Early Nabokov: new in bookstores

Nabokov grave, Switzerland Plays are supposed to be performed, not read — that’s the rule, right?

An acquaintance of mine once arched his eyebrows when I told him I was rereading Hamlet. "You’re not supposed to read Shakespeare," he said, rolling his eyes. (Ok, sure, but can you point me in the direction of a good, local production of Hamlet?)

In Vladimir Nabokov’s case, the opposite is probably true.

This month Alfred A. Knopf has published one of his earliest major works, “The Tragedy of Mister Morn,” and it’s a pleasurable experience to read this play (one of few by the sublime writer/butterfly-chaser).  There’s the familiar wordplay that's in his novels, and the jarring metaphors — all kindly rendered in English by translators Thomas Karshan and Anastasia Tolstoy (yes, that Tolstoy).

But I could never imagine it performed--it wasn't--and I could never imagine an actor handling some of these lines.

 Too many mouthfuls. Like the character Tremens, a revolutionary, who offers this meditation:

What is the ecstasy of death? It is a pain, Like lightning. The soul is like a tooth, God Wrenches out the soul — crunch!--and it is over... What comes next? Unthinkable nausea and then-- The void, spirals of madness—and the feeling of being A swirling spermatozoid—and then darkness, Darkness—the velvety abyss of the grave, And in that abyss....

Edmin: Enough! This is worse Than talking about a bad painting.

The language is rich and strange — have you ever thought of God as a dentist before? -- but it just seems like it would be difficult for an actor to pull off. (At least Tremens gets interrupted by Edmin.)

Be quiet, I beg you! It’s quarter to... This is unbearable! The clock-hands move Like hunchbacks; like a widow and an orphan Behind a catafalque....

Still, the publisher calls it a major work, and that feels right. This book is a necessity for your Nabokov collection. Here’s the young writer, homeless and fatherless (after the Bolshevik revolution, after his father's assassination), speaking out  in beguiling fashion at the age of 24 — just 24! -- against tyrants and revolutionaries before he firmly wrapped the greatcoat of fiction around his shoulders.

Waiting for the hump

So, skeletal remains found under a parking lot in Leicester may belong to crookback Richard III, darker and more sinister-looking in Shakespeare's play than Darth Vader was the first time you saw him stalking down  the blockade runner corridor in "A New Hope."

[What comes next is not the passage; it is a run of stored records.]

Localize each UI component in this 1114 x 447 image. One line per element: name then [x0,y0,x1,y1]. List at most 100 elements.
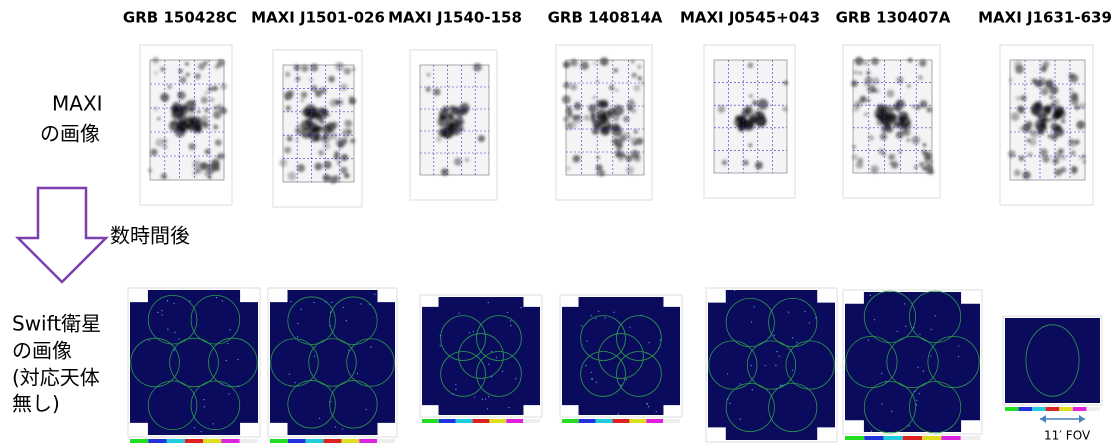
source [1038,113,1047,122]
photon [734,290,735,291]
photon [804,311,805,312]
column-title: MAXI J1631-639 [978,9,1112,27]
color-bar [1032,407,1046,411]
blob [919,162,924,167]
source [326,122,336,132]
blob [856,161,864,169]
blob [203,61,208,66]
maxi-image [556,45,652,200]
photon [729,403,730,404]
photon [917,367,918,368]
photon [727,373,728,374]
blob [152,57,159,64]
photon [179,338,180,339]
blob [749,143,753,147]
photon [629,326,630,327]
photon [189,301,190,302]
photon [753,306,754,307]
blob [1029,138,1037,146]
blob [859,71,862,74]
blob [197,110,200,113]
blob [323,142,330,149]
photon [508,407,509,408]
source [188,123,197,132]
photon [370,347,371,348]
blob [631,72,637,78]
blob [889,155,893,159]
photon [474,396,475,397]
photon [739,383,740,384]
photon [776,351,777,352]
source [613,105,624,116]
photon [769,336,770,337]
photon [596,382,597,383]
color-bar [359,439,377,443]
blob [641,82,644,85]
field [845,292,980,432]
swift-image [420,295,542,423]
photon [201,431,202,432]
photon [641,315,642,316]
field [270,290,395,435]
blob [567,166,571,170]
row-label: MAXI [52,92,103,116]
blob [200,162,208,170]
blob [285,72,290,77]
photon [891,411,892,412]
swift-image [560,295,682,423]
blob [342,138,347,143]
blob [1008,150,1016,158]
blob [863,61,867,65]
blob [196,169,199,172]
swift-image [843,290,982,440]
blob [592,95,596,99]
photon [626,379,627,380]
blob [301,65,308,72]
blob [1070,88,1073,91]
blob [285,97,288,100]
photon [780,385,781,386]
color-bar [456,419,473,423]
row-label: の画像 [40,122,100,146]
photon [237,359,238,360]
blob [433,88,440,95]
photon [775,365,776,366]
blob [633,129,638,134]
blob [314,162,322,170]
blob [150,149,157,156]
source [1040,122,1045,127]
photon [455,389,456,390]
photon [221,383,222,384]
source [301,119,312,130]
column-title: GRB 150428C [123,9,237,27]
photon [330,312,331,313]
blob [344,120,352,128]
photon [330,401,331,402]
blob [168,85,172,89]
blob [340,166,347,173]
blob [630,99,634,103]
color-bar [167,439,185,443]
color-bar [306,439,324,443]
swift-image [268,288,397,443]
photon [905,326,906,327]
blob [919,59,926,66]
photon [658,347,659,348]
column-title: MAXI J1540-158 [388,9,522,27]
photon [325,301,326,302]
photon [491,376,492,377]
blob [186,73,190,77]
photon [289,374,290,375]
blob [427,73,430,76]
source [757,99,768,110]
blob [872,77,879,84]
blob [213,111,221,119]
source [588,104,597,113]
blob [854,101,861,108]
blob [155,138,163,146]
blob [626,166,634,174]
swift-image [706,288,837,443]
source [898,111,908,121]
photon [459,313,460,314]
color-bar [270,439,288,443]
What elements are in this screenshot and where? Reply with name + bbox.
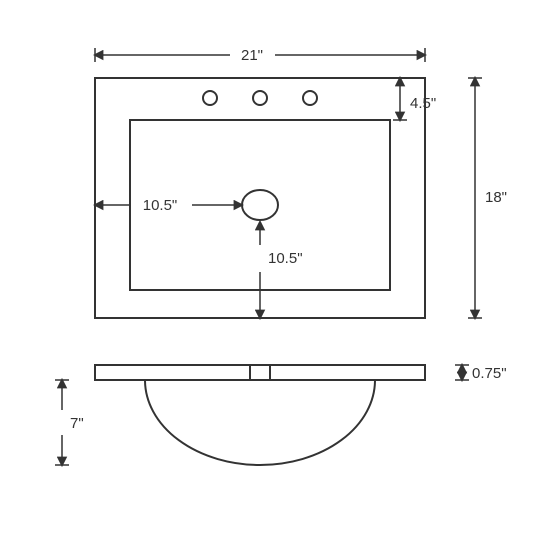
faucet-hole-center — [253, 91, 267, 105]
sink-diagram: 21" 18" 4.5" 10.5" 10.5" — [0, 0, 550, 550]
dim-thickness-label: 0.75" — [472, 365, 507, 382]
dim-depth: 7" — [55, 380, 84, 465]
dim-drain-bottom: 10.5" — [260, 222, 303, 318]
dim-depth-label: 7" — [70, 415, 84, 432]
dim-drain-bottom-label: 10.5" — [268, 250, 303, 267]
drain-hole — [242, 190, 278, 220]
dim-thickness: 0.75" — [455, 365, 507, 382]
dim-width: 21" — [95, 47, 425, 64]
dim-top-offset: 4.5" — [393, 78, 436, 120]
dim-height-label: 18" — [485, 189, 507, 206]
faucet-hole-left — [203, 91, 217, 105]
dim-drain-left: 10.5" — [95, 197, 242, 214]
bowl-arc — [145, 380, 375, 465]
dim-height: 18" — [468, 78, 507, 318]
side-view — [95, 365, 425, 465]
dim-width-label: 21" — [241, 47, 263, 64]
faucet-hole-right — [303, 91, 317, 105]
dim-drain-left-label: 10.5" — [143, 197, 178, 214]
dim-top-offset-label: 4.5" — [410, 95, 436, 112]
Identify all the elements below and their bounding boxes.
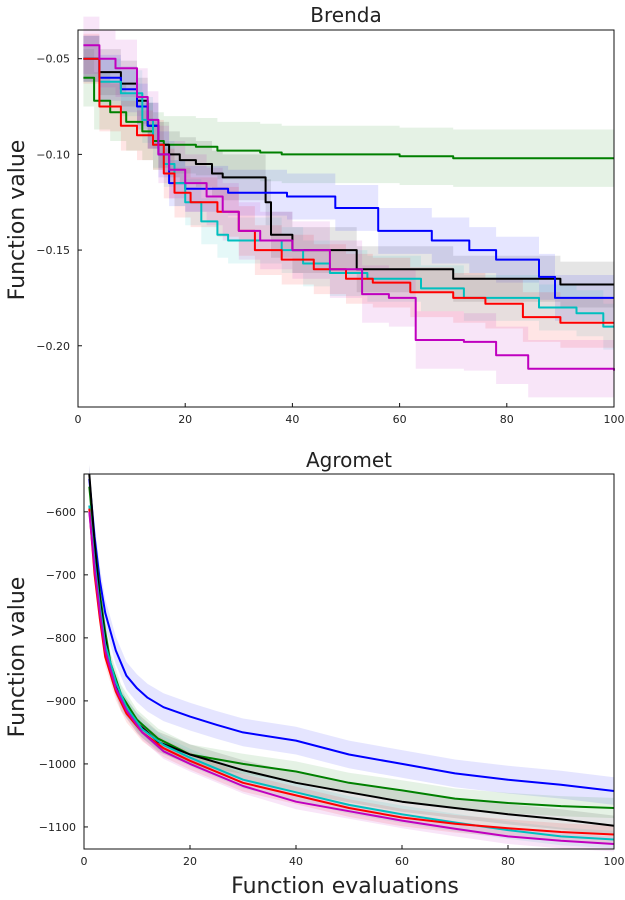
series-lines <box>88 473 615 845</box>
y-tick-label: −700 <box>46 569 76 582</box>
brenda-chart: Brenda Function value 0 20 40 60 80 100 −0.05 −… <box>5 3 625 426</box>
y-axis-label: Function value <box>5 577 30 738</box>
x-tick-label: 40 <box>285 413 299 426</box>
x-tick-label: 60 <box>393 413 407 426</box>
y-tick-label: −600 <box>46 506 76 519</box>
x-tick-label: 0 <box>75 413 82 426</box>
series-band-0 <box>83 49 614 187</box>
series-band-0 <box>89 465 615 805</box>
axis-ticks: 0 20 40 60 80 100 −0.05 −0.10 −0.15 −0.20 <box>36 53 624 426</box>
y-tick-label: −0.15 <box>36 244 70 257</box>
series-line-5 <box>83 44 615 371</box>
agromet-chart: Agromet Function value Function evaluati… <box>5 448 625 899</box>
confidence-bands <box>89 463 615 852</box>
series-band-5 <box>83 16 614 400</box>
x-tick-label: 20 <box>183 855 197 868</box>
series-line-0 <box>83 76 614 160</box>
x-tick-label: 20 <box>178 413 192 426</box>
y-tick-label: −0.10 <box>36 148 70 161</box>
y-tick-label: −0.20 <box>36 340 70 353</box>
chart-title: Agromet <box>306 448 392 472</box>
x-tick-label: 100 <box>604 413 625 426</box>
y-tick-label: −1100 <box>39 821 76 834</box>
x-axis-label: Function evaluations <box>231 874 459 899</box>
plot-frame <box>83 473 615 850</box>
y-tick-label: −0.05 <box>36 53 70 66</box>
x-tick-label: 40 <box>289 855 303 868</box>
series-line-4 <box>83 57 614 324</box>
series-lines <box>83 44 615 371</box>
y-axis-label: Function value <box>5 140 30 301</box>
chart-title: Brenda <box>310 3 381 27</box>
series-line-5 <box>88 511 615 845</box>
y-tick-label: −1000 <box>39 758 76 771</box>
axis-ticks: 0 20 40 60 80 100 −600 −700 −800 −900 −1000 −1100 <box>39 506 625 868</box>
x-tick-label: 80 <box>501 855 515 868</box>
x-tick-label: 60 <box>395 855 409 868</box>
plot-frame <box>77 29 615 408</box>
x-tick-label: 100 <box>604 855 625 868</box>
x-tick-label: 80 <box>500 413 514 426</box>
y-tick-label: −900 <box>46 695 76 708</box>
x-tick-label: 0 <box>81 855 88 868</box>
series-line-0 <box>88 478 615 792</box>
y-tick-label: −800 <box>46 632 76 645</box>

But a bit of personal interaction with Philippa Gregory in my previous newspaper career (see About Call of the Siren for more on that), and with Desmond Seward's book "Richard III," changed all that for me. I still love Shakespeare's lines, and love reciting them, from his play --  "cheated of feature by dissembling Nature,/Deformed, unfinished, sent before my time/Into this breathing world..." That's what Richard declares about himself. But I can't be sure the words are entirely true.

The last Plantagenet was a ruthless ruler, undeniably so, but so were many rulers of the eras before, during and after -- a fact Seward includes not to defend Richard, but to keep things in balance. Gregory is a passionate Yorkist, arguing that Richard and his clan were the victims of a Tudor smear campaign. Check out her "Cousins' War" series of novels and you'll see for yourself.

Which gets me back to the parking lot discovery of last month.  If the skeleton can be assembled, what will we see? Evidence of a dramatic hump or just an uneven shoulder blade, transformed by Elizabeth I's playwright into something monstrous?